Gov’t School Students Build AI Solutions at Tech Bootcamp
VISAKHAPATNAM: In a remarkable display of grassroots innovation, a five-day residential bootcamp at GITAM Deemed University concluded this week, showcasing how public school students are leveraging cutting-edge technology to solve deep-rooted community issues. Named Hack to the Future 2026 (Andhra Pradesh Edition), the event brought together 111 students in 23 teams from six districts across Andhra Pradesh and Telangana, transforming young learners from tech consumers into active creators.
The residential hackathon represents the culmination of the Future Skills curriculum pilot, a massive digital literacy initiative spanning 742 government schools. The program has already trained over 1,500 educators and impacted more than 90,000 students. Organised by the Bengaluru-based non-profit Quest Alliance in partnership with Samagra Shiksha Abhiyan, Leadership for Equity, and GITAM University, the event challenged students to look closely at their own backyards for inspiration.
Over an intensive four-day design cycle, the ninth- and tenth-standard students moved rapidly through user research, iterative design, and prototyping. Utilizing accessible tech tools like MIT App Inventor, Scratch, Arduino, and basic robotics platforms, they built a suite of functioning hardware and software solutions.
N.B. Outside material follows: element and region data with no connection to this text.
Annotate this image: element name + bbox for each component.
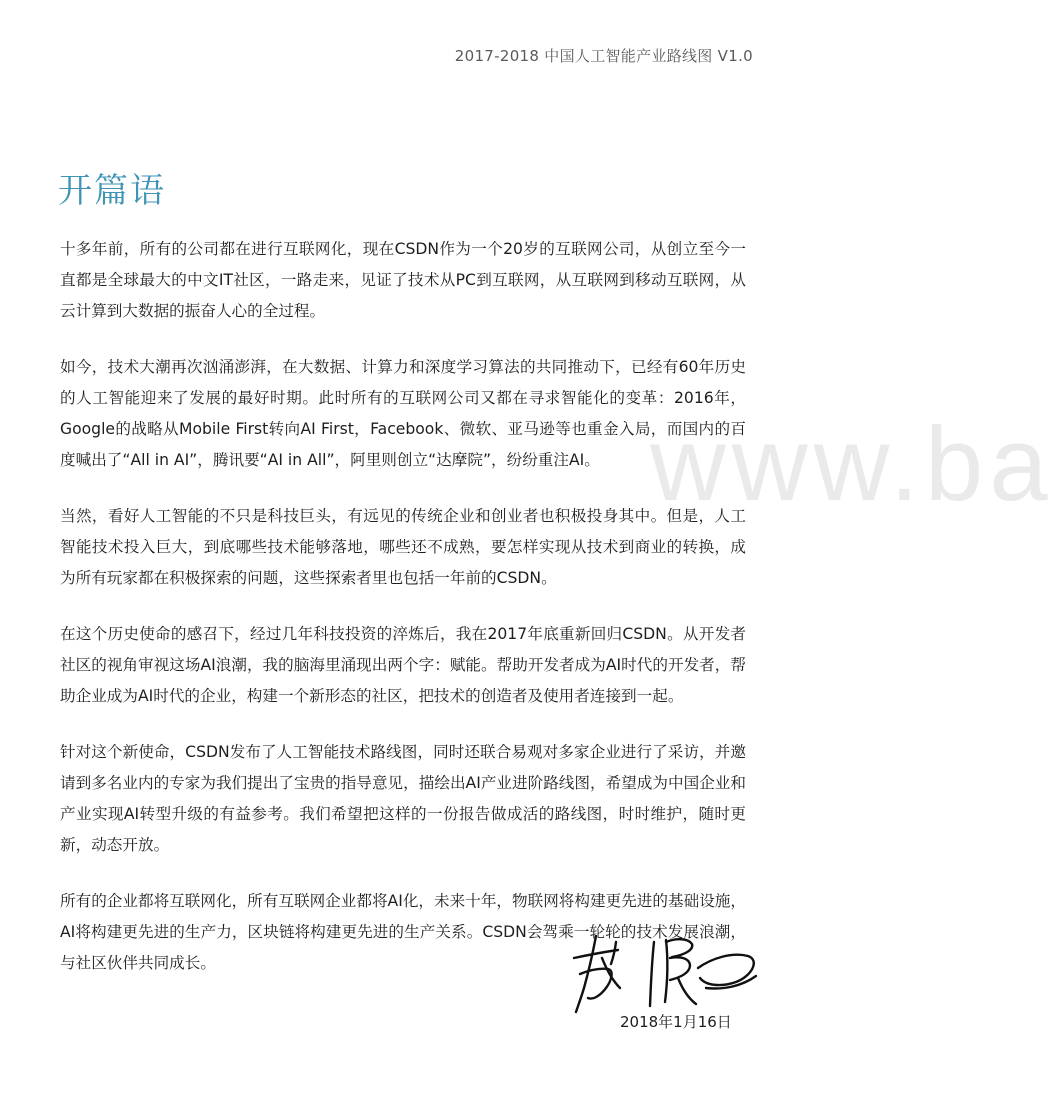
- page-title: 开篇语: [58, 171, 166, 211]
- body-text: [60, 234, 746, 1004]
- paragraph: 如今，技术大潮再次汹涌澎湃，在大数据、计算力和深度学习算法的共同推动下，已经有60年历史的人工智能迎来了发展的最好时期。此时所有的互联网公司又都在寻求智能化的变革：2016年，Google的战略从Mobile First转向AI First，Facebook、微软、亚马逊等也重金入局，而国内的百度喊出了“All in AI”，腾讯要“AI in All”，阿里则创立“达摩院”，纷纷重注AI。: [60, 358, 746, 469]
- watermark-text: www.ba: [650, 406, 1054, 523]
- paragraph: 当然，看好人工智能的不只是科技巨头，有远见的传统企业和创业者也积极投身其中。但是，人工智能技术投入巨大，到底哪些技术能够落地，哪些还不成熟，要怎样实现从技术到商业的转换，成为所有玩家都在积极探索的问题，这些探索者里也包括一年前的CSDN。: [60, 507, 746, 587]
- paragraph: 针对这个新使命，CSDN发布了人工智能技术路线图，同时还联合易观对多家企业进行了采访，并邀请到多名业内的专家为我们提出了宝贵的指导意见，描绘出AI产业进阶路线图，希望成为中国企业和产业实现AI转型升级的有益参考。我们希望把这样的一份报告做成活的路线图，时时维护，随时更新，动态开放。: [60, 743, 746, 854]
- signature-date: 2018年1月16日: [620, 1013, 732, 1031]
- paragraph: 十多年前，所有的公司都在进行互联网化，现在CSDN作为一个20岁的互联网公司，从创立至今一直都是全球最大的中文IT社区，一路走来，见证了技术从PC到互联网，从互联网到移动互联网，从云计算到大数据的振奋人心的全过程。: [60, 240, 746, 320]
- running-header: 2017-2018 中国人工智能产业路线图 V1.0: [454, 47, 753, 65]
- paragraph: 在这个历史使命的感召下，经过几年科技投资的淬炼后，我在2017年底重新回归CSDN。从开发者社区的视角审视这场AI浪潮，我的脑海里涌现出两个字：赋能。帮助开发者成为AI时代的开发者，帮助企业成为AI时代的企业，构建一个新形态的社区，把技术的创造者及使用者连接到一起。: [60, 625, 746, 705]
- handwritten-signature: [566, 928, 760, 1016]
- paragraph: 所有的企业都将互联网化，所有互联网企业都将AI化，未来十年，物联网将构建更先进的基础设施，AI将构建更先进的生产力，区块链将构建更先进的生产关系。CSDN会驾乘一轮轮的技术发展浪潮，与社区伙伴共同成长。: [60, 892, 746, 972]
Local Problems, Tech-Driven Answers:
What sets this hackathon apart is the raw, lived reality behind each prototype. Rather than chasing abstract corporate problems, the student teams engineered answers to the exact crises affecting their villages and families:
Public Safety: A smart emergency system for public buses that automatically unlocks doors during accidents or electrical fires.
Agricultural Support: A pedal-powered irrigation pump designed for small farmers struggling with unreliable rural electricity, alongside an AI-powered elephant alert system using motion sensors to mitigate human-wildlife conflict without harming animals.
Cybersecurity & Social Awareness: An interactive chatbot designed to educate rural communities about phishing, online fraud, and digital safety, alongside apps addressing child marriage.
Public Health: A sensor-based water quality monitor developed specifically to tackle high rates of kidney disease linked to contaminated drinking water in local villages.
Perhaps the most poignant innovation came from a team from the Zilla Parishad High School in Lingampally, which developed a suicide detection device built directly into a ceiling fan.
“This fan is designed to sound an alarm and alert people if someone attempts to hang themselves,” explained Todelu Naga Divyasri, a ninth-standard innovator on the team. “One of our relatives died by suicide. It affected us emotionally, and that’s when my classmates and I started thinking why we couldn’t solve this problem. When we researched, we realised that the problem was much bigger and not ours alone.”
Reimagining Public Education:
The showcase on May 29 concluded with a critical panel discussion, Reimagining AI Literacy and Future Skills in Public Education. Educational officials, school leaders, and teacher mentors gathered to discuss how foundational competencies—like computational thinking, data literacy, and critical analysis can be permanently embedded into the public school ecosystem.
“Hackathons are a forum for us to bring students’ ideas to life,” said Neha Parti, Director of the Schools Program at Quest Alliance. “There is so much that the young learners are absorbing from their life experiences. Hackathons become spaces for them to articulate problems they feel deeply about and try to think of tech-based solutions. It instills self-belief in them that they have the agency to bring the change that they imagine.”
The closing ceremony also shifted focus to the teachers and district leaders, celebrating them as the vital engine making this curriculum shift possible. Now in its second year in Andhra Pradesh and active across five states, organizers of Hack to the Future are urging state education leadership to scale the Future Skills framework statewide, ensuring public school students across the region aren’t left behind by a rapidly evolving global workforce.